Thursday, November 27, 2008

Pergi ke Eindhoven Bersama


Hari ini kawan-kawanku pergi ke Eindhoven bersama... Orangutan! Mereka berenam, yaitu Babatunde, Trust, Alice, Dolly, Pim, dan Witri. Sebenarnya mereka bertujuh, tapi satunya lagi Orangutan, jadi buat apa disebut. Herannya, kebanyakan mereka ramah pada Orangutan. Seperti orang Dayak, mereka menganggap Orangutan tak ubahnya orang, hanya saja ia terlalu banyak cingcong, jadi tidak berguna. Namun kebanyakan mereka tetap ramah pada Orangutan. Padahal, Orangutan sedang merasa ekstragila karena harus mengelola perasaannya lebih cermat dari biasanya.

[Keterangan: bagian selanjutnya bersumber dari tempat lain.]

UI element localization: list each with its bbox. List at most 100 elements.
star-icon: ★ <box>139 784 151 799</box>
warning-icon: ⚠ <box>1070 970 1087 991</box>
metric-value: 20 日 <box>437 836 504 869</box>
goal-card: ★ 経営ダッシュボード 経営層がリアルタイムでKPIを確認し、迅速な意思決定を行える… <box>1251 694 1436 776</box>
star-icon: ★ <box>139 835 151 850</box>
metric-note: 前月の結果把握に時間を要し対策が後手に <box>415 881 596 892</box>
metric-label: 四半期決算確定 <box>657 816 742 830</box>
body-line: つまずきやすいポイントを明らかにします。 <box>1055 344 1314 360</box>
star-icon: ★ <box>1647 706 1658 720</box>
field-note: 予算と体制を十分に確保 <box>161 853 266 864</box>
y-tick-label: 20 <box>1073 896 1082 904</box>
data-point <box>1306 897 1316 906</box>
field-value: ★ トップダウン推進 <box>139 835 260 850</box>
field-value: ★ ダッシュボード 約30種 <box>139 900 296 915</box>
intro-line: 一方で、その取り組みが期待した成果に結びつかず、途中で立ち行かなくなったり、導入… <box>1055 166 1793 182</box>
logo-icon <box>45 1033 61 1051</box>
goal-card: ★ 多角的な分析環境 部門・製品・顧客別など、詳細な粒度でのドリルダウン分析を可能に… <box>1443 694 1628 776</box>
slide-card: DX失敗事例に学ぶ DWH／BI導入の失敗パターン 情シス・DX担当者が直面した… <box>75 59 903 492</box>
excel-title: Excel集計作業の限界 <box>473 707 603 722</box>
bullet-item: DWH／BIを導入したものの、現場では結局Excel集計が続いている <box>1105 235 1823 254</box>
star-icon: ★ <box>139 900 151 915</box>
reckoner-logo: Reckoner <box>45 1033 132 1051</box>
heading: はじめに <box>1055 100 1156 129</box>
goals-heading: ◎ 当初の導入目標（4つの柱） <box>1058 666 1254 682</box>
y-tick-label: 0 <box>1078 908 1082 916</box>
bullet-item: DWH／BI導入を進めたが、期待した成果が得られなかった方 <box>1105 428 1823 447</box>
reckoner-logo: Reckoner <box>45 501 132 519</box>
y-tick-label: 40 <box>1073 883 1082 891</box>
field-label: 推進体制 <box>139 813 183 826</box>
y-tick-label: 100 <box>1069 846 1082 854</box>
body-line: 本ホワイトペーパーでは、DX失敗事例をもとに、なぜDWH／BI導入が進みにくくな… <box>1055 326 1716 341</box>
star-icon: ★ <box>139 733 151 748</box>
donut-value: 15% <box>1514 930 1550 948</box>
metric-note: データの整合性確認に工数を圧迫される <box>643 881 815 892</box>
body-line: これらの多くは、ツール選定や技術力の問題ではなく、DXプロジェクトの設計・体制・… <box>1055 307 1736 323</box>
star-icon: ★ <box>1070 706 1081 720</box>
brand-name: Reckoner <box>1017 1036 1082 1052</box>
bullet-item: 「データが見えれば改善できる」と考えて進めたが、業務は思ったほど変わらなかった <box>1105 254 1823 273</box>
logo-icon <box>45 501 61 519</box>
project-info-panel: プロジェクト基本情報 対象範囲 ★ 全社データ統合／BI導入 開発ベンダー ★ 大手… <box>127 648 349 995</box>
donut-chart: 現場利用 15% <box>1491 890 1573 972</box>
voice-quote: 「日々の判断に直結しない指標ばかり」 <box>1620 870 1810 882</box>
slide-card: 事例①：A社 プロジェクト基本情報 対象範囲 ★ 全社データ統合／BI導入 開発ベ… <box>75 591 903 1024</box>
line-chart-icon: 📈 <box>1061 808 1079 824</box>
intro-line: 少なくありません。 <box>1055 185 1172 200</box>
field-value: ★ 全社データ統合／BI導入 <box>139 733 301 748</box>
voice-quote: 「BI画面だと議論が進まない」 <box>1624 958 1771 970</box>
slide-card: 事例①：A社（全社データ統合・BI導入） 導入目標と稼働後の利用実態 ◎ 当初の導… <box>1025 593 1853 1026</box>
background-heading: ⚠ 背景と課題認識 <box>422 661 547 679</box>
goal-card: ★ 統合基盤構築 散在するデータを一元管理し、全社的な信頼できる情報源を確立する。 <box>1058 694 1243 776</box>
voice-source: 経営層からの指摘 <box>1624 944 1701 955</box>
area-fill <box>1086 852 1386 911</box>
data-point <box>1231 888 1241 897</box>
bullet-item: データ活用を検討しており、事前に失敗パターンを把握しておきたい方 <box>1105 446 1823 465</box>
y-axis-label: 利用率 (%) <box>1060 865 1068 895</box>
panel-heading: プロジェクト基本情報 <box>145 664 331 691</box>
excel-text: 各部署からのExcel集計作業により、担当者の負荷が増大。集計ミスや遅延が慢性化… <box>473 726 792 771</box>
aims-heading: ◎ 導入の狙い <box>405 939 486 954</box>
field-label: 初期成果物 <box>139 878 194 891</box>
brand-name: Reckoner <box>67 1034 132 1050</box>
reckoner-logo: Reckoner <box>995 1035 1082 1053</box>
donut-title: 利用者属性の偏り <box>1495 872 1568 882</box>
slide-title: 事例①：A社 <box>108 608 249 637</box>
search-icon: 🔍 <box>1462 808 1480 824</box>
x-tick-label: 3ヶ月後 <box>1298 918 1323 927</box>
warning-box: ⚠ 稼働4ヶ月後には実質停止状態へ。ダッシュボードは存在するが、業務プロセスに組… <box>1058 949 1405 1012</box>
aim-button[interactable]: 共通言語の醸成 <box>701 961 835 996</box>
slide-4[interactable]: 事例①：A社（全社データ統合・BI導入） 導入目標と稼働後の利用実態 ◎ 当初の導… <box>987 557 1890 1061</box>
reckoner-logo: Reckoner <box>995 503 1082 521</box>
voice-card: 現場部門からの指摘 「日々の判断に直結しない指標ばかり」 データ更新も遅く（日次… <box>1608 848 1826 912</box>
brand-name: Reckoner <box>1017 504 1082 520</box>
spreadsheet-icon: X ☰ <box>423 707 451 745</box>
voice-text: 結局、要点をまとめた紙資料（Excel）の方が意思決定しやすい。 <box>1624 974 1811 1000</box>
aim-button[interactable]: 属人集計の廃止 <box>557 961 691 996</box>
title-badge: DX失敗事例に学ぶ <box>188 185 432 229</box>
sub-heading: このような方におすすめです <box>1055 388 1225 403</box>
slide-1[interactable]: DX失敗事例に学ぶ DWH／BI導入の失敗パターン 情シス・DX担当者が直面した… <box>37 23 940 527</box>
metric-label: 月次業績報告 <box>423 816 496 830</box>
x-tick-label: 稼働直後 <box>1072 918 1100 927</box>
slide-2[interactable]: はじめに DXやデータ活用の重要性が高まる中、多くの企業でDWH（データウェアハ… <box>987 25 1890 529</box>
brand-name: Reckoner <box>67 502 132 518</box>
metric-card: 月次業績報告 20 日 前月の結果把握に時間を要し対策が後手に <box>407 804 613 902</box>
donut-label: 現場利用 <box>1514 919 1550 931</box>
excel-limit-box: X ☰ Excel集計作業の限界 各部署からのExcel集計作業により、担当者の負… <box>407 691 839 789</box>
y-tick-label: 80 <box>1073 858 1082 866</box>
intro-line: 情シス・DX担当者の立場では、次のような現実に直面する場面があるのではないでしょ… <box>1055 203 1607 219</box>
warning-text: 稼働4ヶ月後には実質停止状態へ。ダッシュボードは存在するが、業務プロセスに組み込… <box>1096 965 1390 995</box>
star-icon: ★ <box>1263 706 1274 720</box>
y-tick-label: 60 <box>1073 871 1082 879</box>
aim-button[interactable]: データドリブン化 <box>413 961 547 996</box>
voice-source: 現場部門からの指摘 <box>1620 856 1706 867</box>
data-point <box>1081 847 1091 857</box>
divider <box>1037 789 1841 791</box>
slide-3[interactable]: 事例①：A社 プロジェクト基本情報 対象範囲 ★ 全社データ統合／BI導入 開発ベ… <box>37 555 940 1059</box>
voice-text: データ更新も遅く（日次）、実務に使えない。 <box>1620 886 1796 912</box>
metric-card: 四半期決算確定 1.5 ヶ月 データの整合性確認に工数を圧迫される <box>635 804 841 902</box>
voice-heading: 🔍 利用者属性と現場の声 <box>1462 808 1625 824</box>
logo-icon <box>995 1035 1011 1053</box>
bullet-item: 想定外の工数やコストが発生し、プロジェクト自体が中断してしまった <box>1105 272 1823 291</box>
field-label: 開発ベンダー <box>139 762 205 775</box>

Belum lagi ditambah beban keharusan turut serta menganalisis kebijakan transfer sosial di Bananastan, Orangutan tambah merana. Tidak adakah yang dapat mengatakan pada Francisca bahwa Orangutan sudah hampir punah maka harus dilindungi? Siapa juga yang sudi?! Orangutan tahu, setidaknya satu, tak akan pernah mau melakukannya, meski mungkin itu jugalah yang menjadi harapan Orangutan. Ia berharap agar semua ini berlalu dengan begitu saja. Masih ada setidaknya sembilan bulan dan Orangutan berharap ini semua berlalu begitu saja? Dasar Orangutan!

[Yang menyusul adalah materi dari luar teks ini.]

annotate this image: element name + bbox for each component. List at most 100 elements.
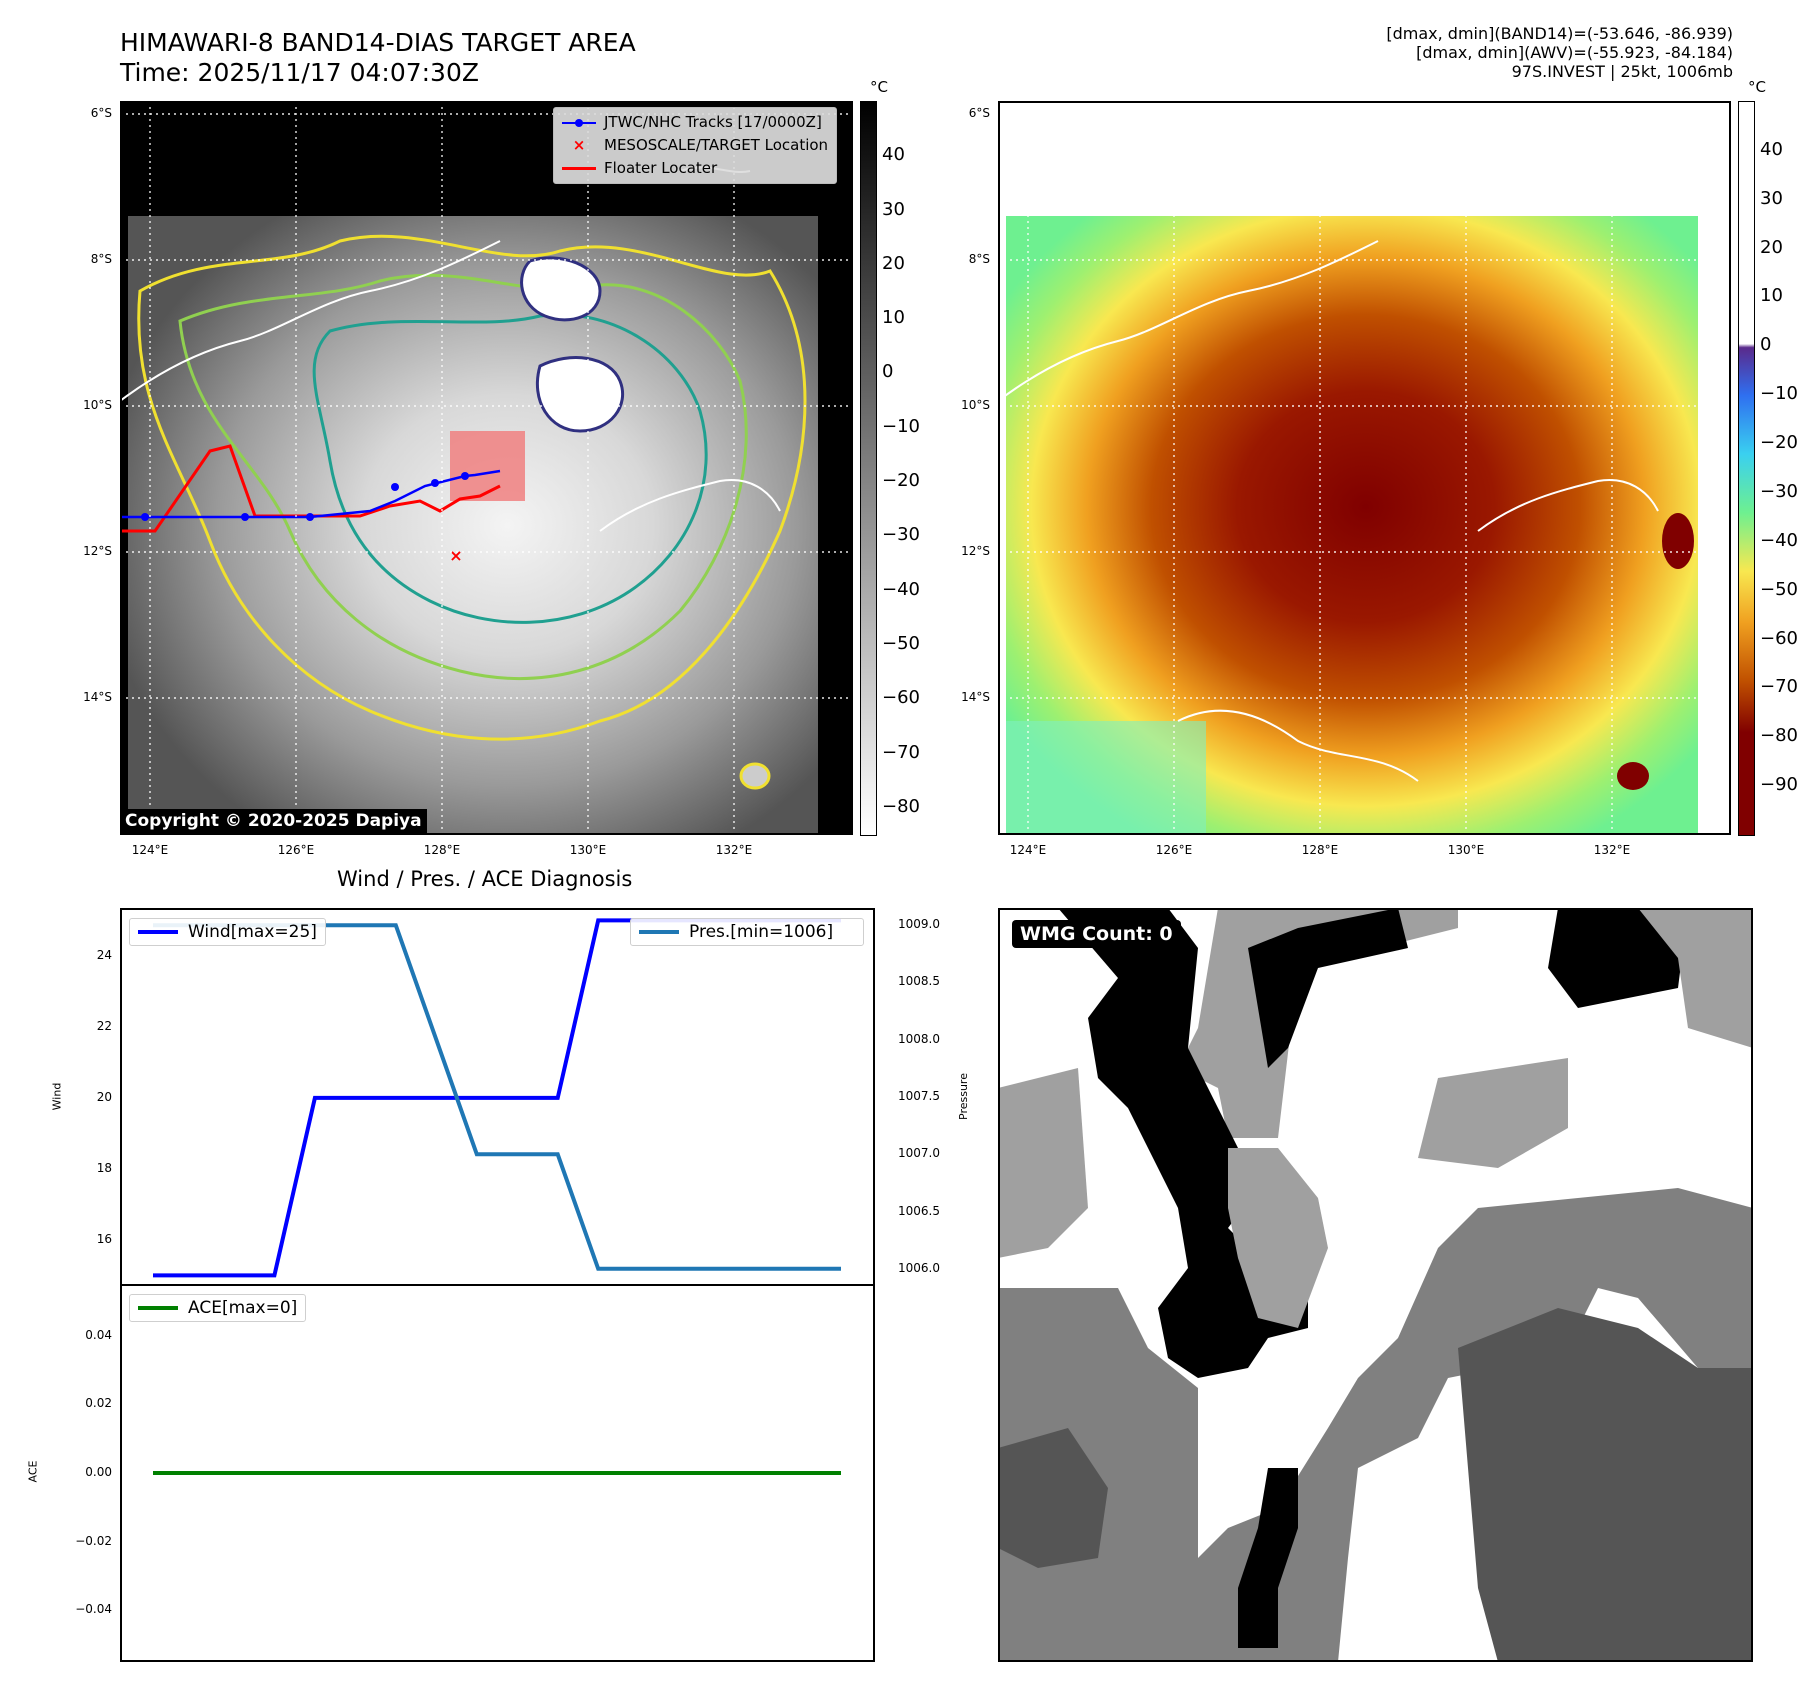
wmg-region [1228,1148,1328,1328]
lon-tick-label: 128°E [1301,843,1339,857]
colorbar-tick-label: −70 [882,741,920,763]
contour-outer [137,234,807,741]
lat-tick-label: 8°S [968,252,990,266]
map-grid [998,101,1731,835]
contour-core-2 [520,256,602,322]
colorbar-tick-label: −80 [882,795,920,817]
colorbar-tick-label: 40 [1760,138,1783,160]
colorbar-tick-label: 30 [1760,187,1783,209]
colorbar-tick-label: −40 [882,578,920,600]
wind-pressure-frame [120,908,875,1286]
y-tick-label: 18 [96,1160,112,1175]
y-tick-label: 1007.5 [898,1089,940,1103]
wmg-region [1458,1308,1753,1662]
lat-tick-label: 14°S [83,690,112,704]
colorbar-tick-label: −90 [1760,774,1798,796]
copyright-label: Copyright © 2020-2025 Dapiya [120,809,427,833]
lon-tick-label: 124°E [1009,843,1047,857]
y-tick-label: 1007.0 [898,1146,940,1161]
colorbar-tick-label: −20 [882,470,920,492]
lat-tick-label: 12°S [961,544,990,558]
wind-legend-label: Wind[max=25] [188,922,317,942]
y-tick-label: −0.02 [75,1533,112,1548]
wmg-region [998,1068,1088,1258]
lon-tick-label: 132°E [1593,843,1631,857]
y-tick-label: 20 [96,1089,112,1104]
colorbar-tick-label: −60 [882,687,920,709]
y-tick-label: −0.04 [75,1602,112,1617]
wmg-count-label: WMG Count: 0 [1012,920,1181,948]
legend-item-floater: Floater Locater [562,157,828,180]
ace-legend: ACE[max=0] [129,1294,307,1322]
colorbar-tick-label: 0 [1760,334,1772,356]
lon-tick-label: 126°E [1155,843,1193,857]
colorbar-tick-label: −50 [1760,578,1798,600]
y-tick-label: 1008.5 [898,974,940,989]
target-box [450,431,525,501]
wind-axis-label: Wind [50,1082,64,1111]
wmg-region [1178,908,1458,1138]
right-colorbar [1738,101,1755,836]
wmg-panel-frame [998,908,1753,1662]
left-satellite-map: × [120,101,853,835]
wmg-panel [998,908,1753,1662]
jtwc-track [120,469,501,519]
coastline [998,240,1379,402]
colorbar-tick-label: 20 [882,252,905,274]
left-map-legend: JTWC/NHC Tracks [17/0000Z] × MESOSCALE/TA… [553,107,838,184]
colorbar-tick-label: −50 [882,632,920,654]
diagnosis-title: Wind / Pres. / ACE Diagnosis [337,867,633,891]
colorbar-tick-label: 20 [1760,236,1783,258]
wmg-region [1238,1468,1298,1648]
colorbar-tick-label: 0 [882,361,894,383]
right-awv-map [998,101,1731,835]
ace-chart [153,1471,841,1475]
pressure-legend: Pres.[min=1006] [630,918,864,946]
colorbar-tick-label: −40 [1760,529,1798,551]
wmg-region [1638,908,1753,1048]
left-map-frame [120,101,853,835]
lat-tick-label: 10°S [83,398,112,412]
coastline [1177,709,1419,782]
y-tick-label: 1008.0 [898,1031,940,1046]
pressure-legend-label: Pres.[min=1006] [689,922,834,942]
lat-tick-label: 6°S [90,106,112,120]
lat-tick-label: 8°S [90,252,112,266]
wmg-region [1148,1188,1753,1662]
title-line-2: Time: 2025/11/17 04:07:30Z [120,58,479,87]
y-tick-label: 0.04 [85,1327,112,1342]
colorbar-tick-label: −10 [882,415,920,437]
floater-locater-path [120,444,501,533]
lon-tick-label: 130°E [1447,843,1485,857]
colorbar-tick-label: 10 [882,307,905,329]
ace-legend-label: ACE[max=0] [188,1298,298,1318]
colorbar-tick-label: −30 [882,524,920,546]
contour-inner [312,313,708,624]
ace-frame [120,1284,875,1662]
y-tick-label: 22 [96,1018,112,1033]
lat-tick-label: 6°S [968,106,990,120]
contour-core-1 [535,356,625,433]
colorbar-tick-label: −60 [1760,627,1798,649]
wind-legend: Wind[max=25] [129,918,326,946]
awv-cell [1662,513,1694,569]
y-tick-label: 1009.0 [898,917,940,932]
title-line-1: HIMAWARI-8 BAND14-DIAS TARGET AREA [120,28,636,57]
colorbar-tick-label: 30 [882,198,905,220]
wmg-region [1548,908,1688,1008]
cloud-field [128,216,818,835]
colorbar-tick-label: −10 [1760,383,1798,405]
y-tick-label: 24 [96,947,112,962]
wmg-region [998,1428,1108,1568]
y-tick-label: 0.00 [85,1465,112,1479]
pressure-axis-label: Pressure [956,1073,970,1120]
colorbar-tick-label: −70 [1760,676,1798,698]
lat-tick-label: 12°S [83,544,112,558]
wmg-region [1418,1058,1568,1168]
colorbar-tick-label: −80 [1760,725,1798,747]
lon-tick-label: 128°E [423,843,461,857]
small-cell [739,762,771,790]
colorbar-tick-label: 40 [882,144,905,166]
lat-tick-label: 10°S [961,398,990,412]
target-location-marker: × [449,546,462,565]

Baiklah. Jika pergi ke Eindhoven bersama Orangutan terdengar tidak praktis, ada baiknya jika kawan-kawanku membawa serta... Tokek! Oh, ini membawa kenangan sedih bagi Tokek. Meski tidak termasuk satwa langka yang harus dilindungi, kenyataannya Tokek pernah mendapat perlindungan yang begitu hangat dan nyaman, suatu perlindungan yang membawanya sampai pada keadaannya kini. Perutnya tetap gendut dan menjijikkan. Kepalanya tetap besar penuh pikiran mesum. Punggungnya tetap berbintil-bintil jingga membuat semua menjauh darinya.

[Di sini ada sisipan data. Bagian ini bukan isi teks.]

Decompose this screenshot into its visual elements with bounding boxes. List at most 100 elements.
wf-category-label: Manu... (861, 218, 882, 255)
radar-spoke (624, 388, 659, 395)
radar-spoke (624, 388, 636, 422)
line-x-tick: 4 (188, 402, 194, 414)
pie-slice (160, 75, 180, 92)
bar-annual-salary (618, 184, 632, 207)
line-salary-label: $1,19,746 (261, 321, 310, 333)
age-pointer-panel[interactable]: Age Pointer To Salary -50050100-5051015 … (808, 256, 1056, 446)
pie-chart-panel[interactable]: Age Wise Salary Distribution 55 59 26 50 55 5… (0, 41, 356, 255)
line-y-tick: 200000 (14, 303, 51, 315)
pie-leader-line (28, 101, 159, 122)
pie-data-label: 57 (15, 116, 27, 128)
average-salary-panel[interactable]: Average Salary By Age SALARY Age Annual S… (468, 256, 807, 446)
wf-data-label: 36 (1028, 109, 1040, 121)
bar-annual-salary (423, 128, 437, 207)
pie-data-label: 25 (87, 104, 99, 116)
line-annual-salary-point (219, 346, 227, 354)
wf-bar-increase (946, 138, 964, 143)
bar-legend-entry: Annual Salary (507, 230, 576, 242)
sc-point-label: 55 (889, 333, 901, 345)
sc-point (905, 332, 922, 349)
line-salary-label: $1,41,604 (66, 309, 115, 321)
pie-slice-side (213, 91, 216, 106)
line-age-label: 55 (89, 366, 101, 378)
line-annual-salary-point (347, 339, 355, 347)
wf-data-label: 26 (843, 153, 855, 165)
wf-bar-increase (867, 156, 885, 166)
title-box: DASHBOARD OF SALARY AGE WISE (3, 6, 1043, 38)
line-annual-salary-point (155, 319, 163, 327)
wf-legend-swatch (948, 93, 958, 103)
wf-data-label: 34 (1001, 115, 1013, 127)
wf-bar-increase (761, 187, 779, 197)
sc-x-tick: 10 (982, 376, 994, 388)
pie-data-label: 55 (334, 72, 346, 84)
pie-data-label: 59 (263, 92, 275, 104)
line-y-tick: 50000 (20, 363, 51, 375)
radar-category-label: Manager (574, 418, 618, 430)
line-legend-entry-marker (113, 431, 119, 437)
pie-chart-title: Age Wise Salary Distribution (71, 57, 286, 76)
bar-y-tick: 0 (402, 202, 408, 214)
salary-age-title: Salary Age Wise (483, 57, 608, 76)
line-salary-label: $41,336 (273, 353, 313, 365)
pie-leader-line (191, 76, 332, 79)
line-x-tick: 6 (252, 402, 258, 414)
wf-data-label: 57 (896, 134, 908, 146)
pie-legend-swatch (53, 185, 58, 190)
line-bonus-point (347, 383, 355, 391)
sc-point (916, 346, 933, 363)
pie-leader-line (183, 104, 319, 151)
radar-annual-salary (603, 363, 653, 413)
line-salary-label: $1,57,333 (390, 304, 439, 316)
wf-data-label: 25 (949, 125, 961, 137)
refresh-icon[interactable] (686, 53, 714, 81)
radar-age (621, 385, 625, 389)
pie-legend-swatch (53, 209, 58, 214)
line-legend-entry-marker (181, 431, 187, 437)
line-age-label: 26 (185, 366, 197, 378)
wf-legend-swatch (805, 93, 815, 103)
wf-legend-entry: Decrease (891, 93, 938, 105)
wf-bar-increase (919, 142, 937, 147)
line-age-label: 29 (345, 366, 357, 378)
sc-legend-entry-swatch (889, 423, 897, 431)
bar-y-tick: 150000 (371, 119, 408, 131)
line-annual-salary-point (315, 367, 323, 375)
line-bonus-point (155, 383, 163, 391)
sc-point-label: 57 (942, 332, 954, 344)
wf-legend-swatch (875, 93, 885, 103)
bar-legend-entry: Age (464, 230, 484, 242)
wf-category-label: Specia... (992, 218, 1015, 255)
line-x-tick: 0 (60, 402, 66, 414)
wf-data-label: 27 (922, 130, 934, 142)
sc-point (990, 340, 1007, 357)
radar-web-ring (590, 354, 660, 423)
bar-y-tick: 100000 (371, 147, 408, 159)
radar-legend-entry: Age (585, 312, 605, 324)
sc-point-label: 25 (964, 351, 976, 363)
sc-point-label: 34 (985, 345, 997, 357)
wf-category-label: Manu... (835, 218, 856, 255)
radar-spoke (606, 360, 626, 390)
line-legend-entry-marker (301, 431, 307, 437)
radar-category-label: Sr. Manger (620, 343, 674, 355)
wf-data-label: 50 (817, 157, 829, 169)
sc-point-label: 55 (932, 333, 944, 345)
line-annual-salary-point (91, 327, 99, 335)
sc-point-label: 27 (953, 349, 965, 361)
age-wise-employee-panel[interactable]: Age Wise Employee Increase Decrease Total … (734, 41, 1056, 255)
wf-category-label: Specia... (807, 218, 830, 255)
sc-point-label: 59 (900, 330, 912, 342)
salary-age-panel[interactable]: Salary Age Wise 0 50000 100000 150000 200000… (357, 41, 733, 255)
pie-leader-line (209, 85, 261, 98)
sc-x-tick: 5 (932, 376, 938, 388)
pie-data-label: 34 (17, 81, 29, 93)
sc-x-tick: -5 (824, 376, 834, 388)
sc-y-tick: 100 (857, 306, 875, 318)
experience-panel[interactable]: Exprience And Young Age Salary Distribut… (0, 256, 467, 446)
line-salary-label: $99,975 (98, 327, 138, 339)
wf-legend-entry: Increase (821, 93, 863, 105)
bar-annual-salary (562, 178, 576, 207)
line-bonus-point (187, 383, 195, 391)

Meski begitu, Tokek pernah merasakan hidup dalam suaka margasatwa yang teduh dan nyaman, meski ia tahu takkan selamanya di situ. Kini, Tokek harus beringsut meninggalkan keteduhan yang nyaman itu. Kini, keteduhan itu telah berubah menjadi mendungnya temaram senja, meski mendung itu Tokek sendiri juga yang menghendakinya. Tetap Tokek sedih berpisah dari suakanya, bagai awan lembayung berpisah dari ufuk barat. Takkan lagi dapat ia rasakan hangatnya suaka di terang cuaca. Tokek harus melupakannya, tapi ia tidak lupa-lupa... meski sebenarnya mudah saja. Dasar Tokek!

Okay, jika Orangutan dan Tokek bukan teman seperjalanan yang menyenangkan, lalu APA yang dapat membuat perjalanan kawan-kawanku pergi dan pulang, ke dan dari, Eindhoven menyenangkan? Malam ini, aku teringat pada "binatang hewan". Tidak! Itu masa lalu! Tidak mungkin berpaling lagi ke situ! Tidak mungkin menyandarkan apapun di situ. "Binatang hewan" sudah punah! Jika pun belum, mari mencarinya di setiap relung sanubari dan BUNUH di tempat. Sanggupkah kau membunuh sesuatu yang telah menjadi bagian yang sangat berarti bagi dirimu karena telah menghidupimu, meskipun dahulu?

Sanggupkah kau membunuh dirimu sendiri, meskipun kini?! Malam ini, aku harus sanggup. Meski sekuat apapun aku mensugesti diriku sendiri bahwa aku Tikus Comberan, aku harus sanggup. Legenda Tikus Comberan tidak akan berhenti di Maastricht atau di mana pun. Legenda itu akan terus diceritakan, sampai kesombongan luluh bagaikan kelembutan mentega dipanggang perkasanya matahari khatulistiwa. Sampai tiba waktunya, baik aku sajalah yang pergi bersama kawan-kawanku ke Eindhoven. Hari ini. Babatunde, Trust, Alice, Dolly, Pim, Witri, ...dan Bono.